Loosing money in scamsDate: October 17, 2006
I am writing to you with warm wishes from my home in Nigeria. I am the nephew of a very wealthy oilman here in my country. Unfortunately, my uncle, God rest his soul, recently passed away and left $53.8 million (U.S.) deposited in a security company here.
Because of the volatile political situation, I am unable to retrieve this money myself. If you can help me, I would be able to compensate you with 25 percent of the total amount.
All you need to do is to provide me with your bank account number so I can arrange a transfer of this money to your account. Of course, when you supply this information, the real transfer will involve taking whatever funds you have in that account and putting it in my pocket, after which time you will never hear from me again.

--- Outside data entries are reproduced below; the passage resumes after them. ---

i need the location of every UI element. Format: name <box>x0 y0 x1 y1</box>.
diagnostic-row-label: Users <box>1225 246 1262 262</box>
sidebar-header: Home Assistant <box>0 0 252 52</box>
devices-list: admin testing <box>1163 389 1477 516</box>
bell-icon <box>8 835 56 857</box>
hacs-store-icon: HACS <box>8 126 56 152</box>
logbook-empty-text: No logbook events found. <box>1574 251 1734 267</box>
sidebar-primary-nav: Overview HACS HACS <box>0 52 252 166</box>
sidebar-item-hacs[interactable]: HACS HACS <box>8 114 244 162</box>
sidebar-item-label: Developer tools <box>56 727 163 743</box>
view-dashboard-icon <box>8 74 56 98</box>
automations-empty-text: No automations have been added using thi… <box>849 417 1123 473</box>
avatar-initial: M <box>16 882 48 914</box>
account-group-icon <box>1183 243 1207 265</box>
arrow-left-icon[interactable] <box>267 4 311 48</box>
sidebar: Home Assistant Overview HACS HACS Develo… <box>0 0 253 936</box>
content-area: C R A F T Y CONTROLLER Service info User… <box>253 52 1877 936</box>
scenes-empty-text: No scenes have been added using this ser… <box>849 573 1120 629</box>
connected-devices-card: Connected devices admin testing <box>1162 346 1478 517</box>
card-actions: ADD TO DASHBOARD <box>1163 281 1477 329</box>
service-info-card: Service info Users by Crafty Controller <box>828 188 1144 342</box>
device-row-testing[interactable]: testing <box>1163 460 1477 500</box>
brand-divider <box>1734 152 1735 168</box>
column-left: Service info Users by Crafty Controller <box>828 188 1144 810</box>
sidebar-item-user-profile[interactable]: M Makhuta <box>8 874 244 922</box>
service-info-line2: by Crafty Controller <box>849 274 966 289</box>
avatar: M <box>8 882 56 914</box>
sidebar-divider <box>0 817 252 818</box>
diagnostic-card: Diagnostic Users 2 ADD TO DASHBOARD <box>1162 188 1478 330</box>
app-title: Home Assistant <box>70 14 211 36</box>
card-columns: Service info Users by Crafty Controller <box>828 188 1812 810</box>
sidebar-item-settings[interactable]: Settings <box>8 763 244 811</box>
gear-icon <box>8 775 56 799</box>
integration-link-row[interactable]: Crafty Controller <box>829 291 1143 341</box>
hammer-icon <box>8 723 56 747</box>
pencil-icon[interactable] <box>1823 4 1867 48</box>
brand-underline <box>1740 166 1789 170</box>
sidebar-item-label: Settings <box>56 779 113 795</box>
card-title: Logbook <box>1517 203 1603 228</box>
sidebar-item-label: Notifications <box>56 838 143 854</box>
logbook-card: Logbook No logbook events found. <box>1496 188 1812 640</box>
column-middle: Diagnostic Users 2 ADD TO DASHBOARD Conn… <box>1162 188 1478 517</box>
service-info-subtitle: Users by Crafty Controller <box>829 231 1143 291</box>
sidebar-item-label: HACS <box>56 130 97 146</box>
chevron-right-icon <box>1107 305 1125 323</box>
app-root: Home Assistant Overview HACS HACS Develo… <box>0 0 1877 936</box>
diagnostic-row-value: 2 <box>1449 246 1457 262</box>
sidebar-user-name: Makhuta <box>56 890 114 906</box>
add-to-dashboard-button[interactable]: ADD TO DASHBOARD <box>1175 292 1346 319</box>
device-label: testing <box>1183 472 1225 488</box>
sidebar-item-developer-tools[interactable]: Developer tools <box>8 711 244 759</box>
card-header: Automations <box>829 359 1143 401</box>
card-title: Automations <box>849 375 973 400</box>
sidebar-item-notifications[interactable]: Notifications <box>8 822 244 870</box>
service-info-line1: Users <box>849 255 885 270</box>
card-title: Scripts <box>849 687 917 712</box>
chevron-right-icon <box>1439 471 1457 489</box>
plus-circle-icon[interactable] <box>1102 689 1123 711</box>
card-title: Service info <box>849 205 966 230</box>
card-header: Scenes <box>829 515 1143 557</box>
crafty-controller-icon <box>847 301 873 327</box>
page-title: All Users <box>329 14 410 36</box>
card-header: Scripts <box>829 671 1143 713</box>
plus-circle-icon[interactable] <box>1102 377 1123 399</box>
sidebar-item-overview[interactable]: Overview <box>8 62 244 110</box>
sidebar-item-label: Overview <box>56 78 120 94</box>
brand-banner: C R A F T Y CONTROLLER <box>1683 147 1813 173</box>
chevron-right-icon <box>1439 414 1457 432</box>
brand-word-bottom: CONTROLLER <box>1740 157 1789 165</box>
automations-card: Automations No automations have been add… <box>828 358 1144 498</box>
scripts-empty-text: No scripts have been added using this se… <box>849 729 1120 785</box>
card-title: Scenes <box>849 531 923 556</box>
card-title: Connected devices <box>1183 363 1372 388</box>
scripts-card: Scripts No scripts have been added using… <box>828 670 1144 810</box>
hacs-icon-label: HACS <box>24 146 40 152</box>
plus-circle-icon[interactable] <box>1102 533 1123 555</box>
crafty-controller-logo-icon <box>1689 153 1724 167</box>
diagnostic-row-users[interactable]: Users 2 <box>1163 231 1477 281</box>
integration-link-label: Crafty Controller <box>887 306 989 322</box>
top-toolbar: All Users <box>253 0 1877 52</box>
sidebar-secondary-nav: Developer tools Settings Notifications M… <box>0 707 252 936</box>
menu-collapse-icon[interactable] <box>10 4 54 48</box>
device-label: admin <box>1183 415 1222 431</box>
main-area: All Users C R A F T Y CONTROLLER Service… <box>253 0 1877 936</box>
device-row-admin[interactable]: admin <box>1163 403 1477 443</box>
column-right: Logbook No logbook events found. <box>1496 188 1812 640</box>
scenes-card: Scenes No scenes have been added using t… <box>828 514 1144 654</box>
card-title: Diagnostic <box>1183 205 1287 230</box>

But you will hear from other con men, or women -- plenty of them.
Fraudulent Internet come-ons such as this one are no longer news. They have been drifting through the ether and landing in e-mail boxes for almost as long as the Internet has been operating. Yet the mere fact they are still out there indicates that people continue to fall for such scams.
Christopher Butler is the resident agent in charge at the U.S. Secret Service office in Riverside. The agency handles Internet fraud investigations.
Butler says the Nigerian scam "has been going on so many years it's hard to believe the word hasn't got out. But people still fall for that one."